In what has become an annual event, the NHL Players’ Association has yet again approved changes to the NHL Draft lottery odds. TSN’s Pierre LeBrun reports that the NHLPA today signed off on a new lottery set-up recently submitted by the league. It marks the third season in a row that the odds have been altered.
The percentage chance that a team is selected to pick first, second, or third, as expressed by the number of ping pong balls present in the lottery draw, is dependent on where they finish in the overall league standings. Unsurprisingly, the changes to the odds first agreed upon in the Collective Bargaining Agreement began with the Edmonton Oilers and the painful realization that they had won yet another lottery in 2015 and would move up in the draft order to select Connor McDavid as their fourth first overall pick in a six year span. In response, the league significantly boosted the odds in 2016 toward the teams finishing last winning the lottery – expecting that Edmonton would no longer be in that range – as LeBrun notes that the 30th-place team had 20% odds of picking first two years ago. After the worst team in the NHL, the Toronto Maple Leafs, retained the top pick that year and selected Auston Matthews, the league and NHLPA again agreed to lessen the odds and insert more chance (and excitement) into the lottery. LeBrun indicates that last year the league’s worst, the Colorado Avalanche, had an 18% chance of holding on to the top pick. However, in a wild turn of events, three teams outside the bottom four won the lottery and moved into the top three draft slots, the biggest shift being the Philadelphia Flyers, who narrowly missed the playoffs, picking second. So, to perhaps combat another clean sweep, the odds have again been increased for those toward the bottom
Sportsnet’s Elliotte Friedman reports that the new odds of selecting first for the upcoming 2018 NHL Draft will be 18.5% for 31st, 13.5% for 30th, and 11.5% for 29th. With the addition of an extra non-playoff team, there is also a new distribution which in fact increases the odds for the last team to miss the playoffs, the 17th-place finisher, by a tenth of a percent to 1%. This is accomplished by lessening the odds for the middle-of-the pack lottery teams. It may not be a coincidence that the Oilers are part of that group.

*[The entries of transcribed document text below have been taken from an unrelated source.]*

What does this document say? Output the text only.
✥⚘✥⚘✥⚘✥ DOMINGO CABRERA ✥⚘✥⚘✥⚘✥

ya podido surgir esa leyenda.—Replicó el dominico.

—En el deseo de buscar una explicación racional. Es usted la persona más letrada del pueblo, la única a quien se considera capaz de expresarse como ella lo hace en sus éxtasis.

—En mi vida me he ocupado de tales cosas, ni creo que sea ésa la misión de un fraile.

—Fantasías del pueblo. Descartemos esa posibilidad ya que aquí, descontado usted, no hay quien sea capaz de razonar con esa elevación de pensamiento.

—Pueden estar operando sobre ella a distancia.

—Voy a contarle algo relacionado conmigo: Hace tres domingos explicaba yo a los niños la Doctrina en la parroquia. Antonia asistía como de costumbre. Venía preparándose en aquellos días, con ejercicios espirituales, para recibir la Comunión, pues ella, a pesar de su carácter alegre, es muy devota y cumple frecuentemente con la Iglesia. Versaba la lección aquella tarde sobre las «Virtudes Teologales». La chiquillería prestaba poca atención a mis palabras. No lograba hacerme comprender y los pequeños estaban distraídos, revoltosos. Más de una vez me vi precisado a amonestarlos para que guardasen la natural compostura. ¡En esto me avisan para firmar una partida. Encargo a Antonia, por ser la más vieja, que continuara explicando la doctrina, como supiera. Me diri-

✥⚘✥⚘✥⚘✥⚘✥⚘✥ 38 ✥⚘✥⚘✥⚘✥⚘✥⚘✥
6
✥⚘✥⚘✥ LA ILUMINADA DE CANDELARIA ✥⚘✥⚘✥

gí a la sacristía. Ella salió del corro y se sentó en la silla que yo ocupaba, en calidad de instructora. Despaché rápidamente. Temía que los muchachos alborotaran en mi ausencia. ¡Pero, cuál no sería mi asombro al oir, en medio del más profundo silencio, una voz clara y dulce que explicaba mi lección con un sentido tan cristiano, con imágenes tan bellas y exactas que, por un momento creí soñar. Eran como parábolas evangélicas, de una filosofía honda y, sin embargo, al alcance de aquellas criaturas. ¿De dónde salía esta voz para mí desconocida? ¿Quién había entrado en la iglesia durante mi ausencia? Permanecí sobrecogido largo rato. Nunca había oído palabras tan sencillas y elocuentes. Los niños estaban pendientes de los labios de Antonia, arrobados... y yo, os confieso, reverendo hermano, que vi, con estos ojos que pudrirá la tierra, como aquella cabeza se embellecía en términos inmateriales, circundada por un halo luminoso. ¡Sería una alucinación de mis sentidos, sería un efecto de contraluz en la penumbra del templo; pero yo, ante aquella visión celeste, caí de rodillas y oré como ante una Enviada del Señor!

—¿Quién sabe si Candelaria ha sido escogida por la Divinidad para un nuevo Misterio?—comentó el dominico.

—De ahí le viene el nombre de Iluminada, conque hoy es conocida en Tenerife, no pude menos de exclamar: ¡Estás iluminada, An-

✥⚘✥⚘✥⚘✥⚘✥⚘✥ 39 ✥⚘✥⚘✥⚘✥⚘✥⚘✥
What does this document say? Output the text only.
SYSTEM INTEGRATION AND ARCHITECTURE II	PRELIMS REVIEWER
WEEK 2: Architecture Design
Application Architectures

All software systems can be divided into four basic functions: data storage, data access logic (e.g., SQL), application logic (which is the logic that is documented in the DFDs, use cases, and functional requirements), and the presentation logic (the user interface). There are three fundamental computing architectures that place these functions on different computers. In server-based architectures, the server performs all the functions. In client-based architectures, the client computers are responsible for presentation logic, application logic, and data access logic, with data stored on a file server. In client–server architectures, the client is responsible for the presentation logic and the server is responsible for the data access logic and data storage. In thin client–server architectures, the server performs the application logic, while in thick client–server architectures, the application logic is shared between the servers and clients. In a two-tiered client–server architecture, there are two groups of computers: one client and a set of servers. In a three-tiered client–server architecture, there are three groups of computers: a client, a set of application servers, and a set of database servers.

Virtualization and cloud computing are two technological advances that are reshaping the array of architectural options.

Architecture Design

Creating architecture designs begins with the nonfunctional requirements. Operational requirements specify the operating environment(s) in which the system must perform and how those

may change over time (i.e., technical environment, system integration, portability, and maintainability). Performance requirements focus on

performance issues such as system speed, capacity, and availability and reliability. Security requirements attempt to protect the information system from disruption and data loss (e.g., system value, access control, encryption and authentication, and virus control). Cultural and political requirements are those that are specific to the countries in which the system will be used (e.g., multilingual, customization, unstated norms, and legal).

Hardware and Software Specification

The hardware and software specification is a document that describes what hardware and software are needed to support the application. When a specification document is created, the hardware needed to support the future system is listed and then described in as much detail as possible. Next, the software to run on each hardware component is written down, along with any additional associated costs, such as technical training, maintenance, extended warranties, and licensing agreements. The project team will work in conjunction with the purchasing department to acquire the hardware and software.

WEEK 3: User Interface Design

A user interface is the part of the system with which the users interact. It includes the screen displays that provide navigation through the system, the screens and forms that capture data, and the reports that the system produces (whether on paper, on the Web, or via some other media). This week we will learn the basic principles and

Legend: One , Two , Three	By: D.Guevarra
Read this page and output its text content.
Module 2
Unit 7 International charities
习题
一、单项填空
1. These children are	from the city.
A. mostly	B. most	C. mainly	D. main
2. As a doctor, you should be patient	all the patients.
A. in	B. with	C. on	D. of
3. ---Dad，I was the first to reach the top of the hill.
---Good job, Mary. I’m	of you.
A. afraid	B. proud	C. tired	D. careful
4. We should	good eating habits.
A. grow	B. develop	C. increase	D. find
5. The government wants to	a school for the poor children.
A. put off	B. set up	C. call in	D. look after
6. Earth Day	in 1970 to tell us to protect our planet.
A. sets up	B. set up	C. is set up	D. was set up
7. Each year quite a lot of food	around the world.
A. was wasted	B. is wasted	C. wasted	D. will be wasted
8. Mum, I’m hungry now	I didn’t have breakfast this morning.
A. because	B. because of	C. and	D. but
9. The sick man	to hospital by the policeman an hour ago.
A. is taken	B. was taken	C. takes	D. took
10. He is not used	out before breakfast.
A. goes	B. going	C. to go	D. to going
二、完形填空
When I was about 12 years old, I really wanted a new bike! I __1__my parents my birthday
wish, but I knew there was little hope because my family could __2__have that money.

Nor may it be a coincidence that the current bottom three – the Buffalo Sabres, Vancouver Canucks, and Arizona Coyotes – are all teams that have been struggling for years and would certainly appreciate retaining their high picks. This yearly change in draft lottery odds seems to be very responsive to the results of each prior lottery, but that isn’t a bad thing. So long as both the league and NHLPA agree, it’s safe to assume that the changes have the best interests of competitive balance in mind.